La certitude est nocive dans le sens ou elle te prive de prendre de nouveaux risques.

Le doute est un moteur qui parsème ton parcours d’artiste d’obstacles, de soucis, d’émotions négatives et positives. De la même façon qu’une oeuvre se construit.

Et en fait l’oeuvre comme la vie ne veulent qu’une seule chose : l’équilibre.

Le découragement est souvent  le pendant d’un excès d’enthousiasme. Du coup on ajuste petit à petit l’organisation du tableau , son contraste, sa tonalité, le lourd et le léger, le doux et le rugueux.

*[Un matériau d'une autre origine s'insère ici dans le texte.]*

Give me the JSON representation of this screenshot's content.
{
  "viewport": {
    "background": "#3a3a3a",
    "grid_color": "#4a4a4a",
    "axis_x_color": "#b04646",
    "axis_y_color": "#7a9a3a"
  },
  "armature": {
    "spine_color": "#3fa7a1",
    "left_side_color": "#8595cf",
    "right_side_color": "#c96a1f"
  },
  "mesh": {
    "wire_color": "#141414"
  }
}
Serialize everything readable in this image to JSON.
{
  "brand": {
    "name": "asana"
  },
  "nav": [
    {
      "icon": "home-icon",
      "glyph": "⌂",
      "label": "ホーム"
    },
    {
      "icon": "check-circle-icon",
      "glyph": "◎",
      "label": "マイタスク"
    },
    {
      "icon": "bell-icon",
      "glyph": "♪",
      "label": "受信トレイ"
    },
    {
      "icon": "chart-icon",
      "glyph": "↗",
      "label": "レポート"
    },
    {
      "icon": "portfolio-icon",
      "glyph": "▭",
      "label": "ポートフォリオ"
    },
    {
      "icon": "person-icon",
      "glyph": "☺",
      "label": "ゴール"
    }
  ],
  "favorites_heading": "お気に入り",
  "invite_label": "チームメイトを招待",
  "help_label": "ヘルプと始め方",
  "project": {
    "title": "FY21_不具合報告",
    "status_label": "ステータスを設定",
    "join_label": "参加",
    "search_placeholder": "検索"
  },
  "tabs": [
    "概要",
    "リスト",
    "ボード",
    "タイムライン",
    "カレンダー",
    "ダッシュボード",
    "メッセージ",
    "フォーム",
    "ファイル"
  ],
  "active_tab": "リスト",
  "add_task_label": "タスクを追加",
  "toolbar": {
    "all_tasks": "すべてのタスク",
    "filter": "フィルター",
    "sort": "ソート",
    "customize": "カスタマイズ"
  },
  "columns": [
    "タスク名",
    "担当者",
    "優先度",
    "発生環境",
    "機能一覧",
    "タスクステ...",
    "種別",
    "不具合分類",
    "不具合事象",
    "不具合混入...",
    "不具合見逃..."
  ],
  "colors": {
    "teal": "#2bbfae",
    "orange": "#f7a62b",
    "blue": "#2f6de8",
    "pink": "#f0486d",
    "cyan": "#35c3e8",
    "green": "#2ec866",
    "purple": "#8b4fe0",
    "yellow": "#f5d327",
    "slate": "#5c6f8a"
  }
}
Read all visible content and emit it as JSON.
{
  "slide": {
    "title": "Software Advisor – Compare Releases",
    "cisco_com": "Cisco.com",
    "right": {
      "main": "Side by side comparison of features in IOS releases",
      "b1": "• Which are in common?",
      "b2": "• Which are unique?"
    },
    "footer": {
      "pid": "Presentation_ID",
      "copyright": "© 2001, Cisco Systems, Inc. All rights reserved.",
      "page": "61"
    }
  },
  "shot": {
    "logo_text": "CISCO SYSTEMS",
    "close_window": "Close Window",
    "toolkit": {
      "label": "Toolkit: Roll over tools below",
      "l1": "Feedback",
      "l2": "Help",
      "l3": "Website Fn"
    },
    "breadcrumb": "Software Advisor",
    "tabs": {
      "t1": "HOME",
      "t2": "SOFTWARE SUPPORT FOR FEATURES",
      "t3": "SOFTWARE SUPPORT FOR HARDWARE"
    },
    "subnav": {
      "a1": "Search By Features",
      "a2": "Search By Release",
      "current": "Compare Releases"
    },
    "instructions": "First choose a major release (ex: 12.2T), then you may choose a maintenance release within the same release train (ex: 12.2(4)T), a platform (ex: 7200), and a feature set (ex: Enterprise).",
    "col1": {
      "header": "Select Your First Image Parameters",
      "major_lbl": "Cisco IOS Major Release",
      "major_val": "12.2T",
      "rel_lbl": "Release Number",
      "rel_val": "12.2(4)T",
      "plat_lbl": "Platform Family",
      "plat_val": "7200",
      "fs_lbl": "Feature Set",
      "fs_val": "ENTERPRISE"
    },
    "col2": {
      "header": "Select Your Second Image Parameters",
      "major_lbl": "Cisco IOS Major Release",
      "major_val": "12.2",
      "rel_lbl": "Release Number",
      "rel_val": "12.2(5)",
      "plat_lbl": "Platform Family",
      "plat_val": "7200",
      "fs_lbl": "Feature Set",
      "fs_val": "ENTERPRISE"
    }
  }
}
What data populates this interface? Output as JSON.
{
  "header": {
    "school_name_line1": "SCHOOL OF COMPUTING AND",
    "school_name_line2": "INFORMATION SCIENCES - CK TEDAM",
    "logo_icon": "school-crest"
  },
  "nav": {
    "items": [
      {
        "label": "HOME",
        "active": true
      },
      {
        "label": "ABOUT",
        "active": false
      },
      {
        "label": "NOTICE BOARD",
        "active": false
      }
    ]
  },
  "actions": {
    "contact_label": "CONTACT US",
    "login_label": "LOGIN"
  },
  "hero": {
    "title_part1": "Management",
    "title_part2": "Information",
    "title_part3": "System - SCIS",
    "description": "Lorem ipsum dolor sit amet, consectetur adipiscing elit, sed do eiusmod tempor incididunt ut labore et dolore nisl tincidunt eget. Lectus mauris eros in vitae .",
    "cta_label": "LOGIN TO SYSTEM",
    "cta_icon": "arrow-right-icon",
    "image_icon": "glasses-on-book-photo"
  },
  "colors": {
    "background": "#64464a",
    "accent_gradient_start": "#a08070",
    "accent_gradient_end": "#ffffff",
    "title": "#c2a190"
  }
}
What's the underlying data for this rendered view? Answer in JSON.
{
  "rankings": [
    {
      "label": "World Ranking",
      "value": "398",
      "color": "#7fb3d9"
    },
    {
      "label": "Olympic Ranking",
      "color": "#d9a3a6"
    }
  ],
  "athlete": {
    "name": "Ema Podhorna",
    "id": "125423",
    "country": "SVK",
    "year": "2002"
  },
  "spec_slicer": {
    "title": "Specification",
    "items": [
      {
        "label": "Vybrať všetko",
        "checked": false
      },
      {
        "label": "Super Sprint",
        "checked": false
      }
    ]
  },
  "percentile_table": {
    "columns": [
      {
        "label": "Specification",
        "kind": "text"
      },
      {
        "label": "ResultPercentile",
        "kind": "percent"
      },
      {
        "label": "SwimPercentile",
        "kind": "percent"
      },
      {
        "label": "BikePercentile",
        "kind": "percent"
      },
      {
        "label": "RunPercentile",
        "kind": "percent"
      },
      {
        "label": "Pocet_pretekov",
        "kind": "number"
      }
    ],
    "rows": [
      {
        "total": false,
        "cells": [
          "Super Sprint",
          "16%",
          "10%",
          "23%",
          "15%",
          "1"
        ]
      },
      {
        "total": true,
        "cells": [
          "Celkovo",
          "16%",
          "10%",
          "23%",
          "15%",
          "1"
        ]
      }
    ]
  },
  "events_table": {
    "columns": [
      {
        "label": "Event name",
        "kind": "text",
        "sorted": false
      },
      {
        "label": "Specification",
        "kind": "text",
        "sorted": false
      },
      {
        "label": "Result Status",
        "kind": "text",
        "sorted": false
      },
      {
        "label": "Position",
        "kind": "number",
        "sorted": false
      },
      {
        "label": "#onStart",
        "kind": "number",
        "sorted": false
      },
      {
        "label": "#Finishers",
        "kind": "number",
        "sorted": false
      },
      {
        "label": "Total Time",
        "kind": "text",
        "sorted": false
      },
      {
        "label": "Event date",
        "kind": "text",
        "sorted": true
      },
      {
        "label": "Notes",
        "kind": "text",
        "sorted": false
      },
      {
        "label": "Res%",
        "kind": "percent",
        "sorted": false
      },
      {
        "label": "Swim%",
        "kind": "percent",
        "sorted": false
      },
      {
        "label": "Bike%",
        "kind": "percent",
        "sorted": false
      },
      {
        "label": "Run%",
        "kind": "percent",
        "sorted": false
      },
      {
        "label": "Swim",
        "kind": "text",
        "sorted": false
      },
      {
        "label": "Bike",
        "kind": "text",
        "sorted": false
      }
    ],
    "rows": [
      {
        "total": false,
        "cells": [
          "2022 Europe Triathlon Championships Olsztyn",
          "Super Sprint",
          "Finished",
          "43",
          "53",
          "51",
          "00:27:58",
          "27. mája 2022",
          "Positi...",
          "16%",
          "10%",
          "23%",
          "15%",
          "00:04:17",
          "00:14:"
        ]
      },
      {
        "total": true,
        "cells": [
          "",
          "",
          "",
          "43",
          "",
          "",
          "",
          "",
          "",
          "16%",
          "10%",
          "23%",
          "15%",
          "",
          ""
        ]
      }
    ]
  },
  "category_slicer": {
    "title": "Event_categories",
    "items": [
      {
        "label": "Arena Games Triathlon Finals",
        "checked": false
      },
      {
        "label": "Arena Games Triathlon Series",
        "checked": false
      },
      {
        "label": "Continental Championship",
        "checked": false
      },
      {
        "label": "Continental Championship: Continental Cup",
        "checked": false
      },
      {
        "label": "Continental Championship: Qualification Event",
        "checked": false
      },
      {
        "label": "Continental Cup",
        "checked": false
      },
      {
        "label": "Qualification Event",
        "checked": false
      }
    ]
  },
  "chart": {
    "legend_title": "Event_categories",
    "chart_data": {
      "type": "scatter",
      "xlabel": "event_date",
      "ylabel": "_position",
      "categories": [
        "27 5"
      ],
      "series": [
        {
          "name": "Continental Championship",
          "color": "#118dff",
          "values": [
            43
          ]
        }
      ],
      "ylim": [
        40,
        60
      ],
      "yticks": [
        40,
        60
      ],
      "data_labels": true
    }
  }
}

Plus que la beauté ( qu’est ce que la beauté ?) c’est cette impression d’équilibre qui réconforte, qui déclenche l’émotion chez le spectateur.

Et l’équilibre cela n’a rien à voir avec la symétrie. Ce n’est pas autant de lourd que de léger, autant de joies que de peines, autant de jours de vaches maigres  que de jours sans soucis financiers.

Quand on marche on risque à chaque instant de se casser la figure. On finit par l’oublier mais c’est le déséquilibre qui provoque l’équilibre.